Evelyn Waugh by Philip Eade
Evelyn Waugh’s death came at an age – 62 – when “many novelists are just hitting their stride”, said Kathryn Hughes in The Mail on Sunday. Yet by the time of his fatal heart attack in his downstairs loo half a century ago, his place as one of the great English novelists of his time was already assured. Waugh’s prolific career began at the age of 25, with Decline and Fall. “After that, hit followed hit” – Vile Bodies,A Handful of Dust, Scoop, culminating in his 1945 “magnum opus”, Brideshead Revisited. Yet some critics still regard him “with suspicion and even dislike”, partly on account of his alleged “cynicism, snobbery and emotional cruelty”. Philip Eade has produced a “bright, breezy and sympathetic” biography that “revisits” some of the “old charges” against its subject. For example, Eade suggests that Waugh’s strong dislike of his children was the result of being “traumatised” by his father, who treated him with “cold disdain” while favouring his less talented older brother, Alec. As a result, he saw all “family emotion” as “deadly poison”.

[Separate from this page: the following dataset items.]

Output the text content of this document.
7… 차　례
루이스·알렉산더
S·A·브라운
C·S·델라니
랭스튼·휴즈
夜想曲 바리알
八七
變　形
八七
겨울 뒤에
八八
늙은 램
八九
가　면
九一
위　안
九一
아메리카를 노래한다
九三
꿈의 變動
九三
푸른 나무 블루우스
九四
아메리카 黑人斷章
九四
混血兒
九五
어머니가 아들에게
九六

“If you like your Waugh fast, furious and funny”, there is much to enjoy in Eade’s “sparkling” biography, said Paula Byrne in The Times. It is very good on Waugh’s life in the 1920s: what Waugh called his “acute homosexual phase” at Oxford; and his time among London’s glitterati, when he was feted as the chronicler of the “Bright Young People”. Eade’s chief “coup” is to have procured access to Waugh’s “hitherto unpublished” letters to Teresa “Baby” Jungman, with whom he fell in love in his late-20s, after the failure of his first marriage. “It may be a surprise to some to find that Waugh penned some of the most beautiful love letters in the English language.” Waugh’s letters also show that he was a more “wise and loving” father than is generally recognised.
Eade “tells an entertaining but superficial story”, said John Walsh in The Sunday Times. He focuses on the sex and gossip (of which there is, admittedly, a “gratifying amount”), but offers “few genuine revelations” to those who have read earlier biographies. Eade’s decision to largely ignore Waugh’s novels is puzzling, said Robert McCrum in The Observer. After all, Waugh’s work and his fiction are “tightly braided together”. Take away the latter, and all that’s left is “yellowing bundles of newspaper gossip”. This book’s “unintended” message is to show that the time is ripe for a “new and comprehensive literary critical life of one of Britain’s greatest writers”.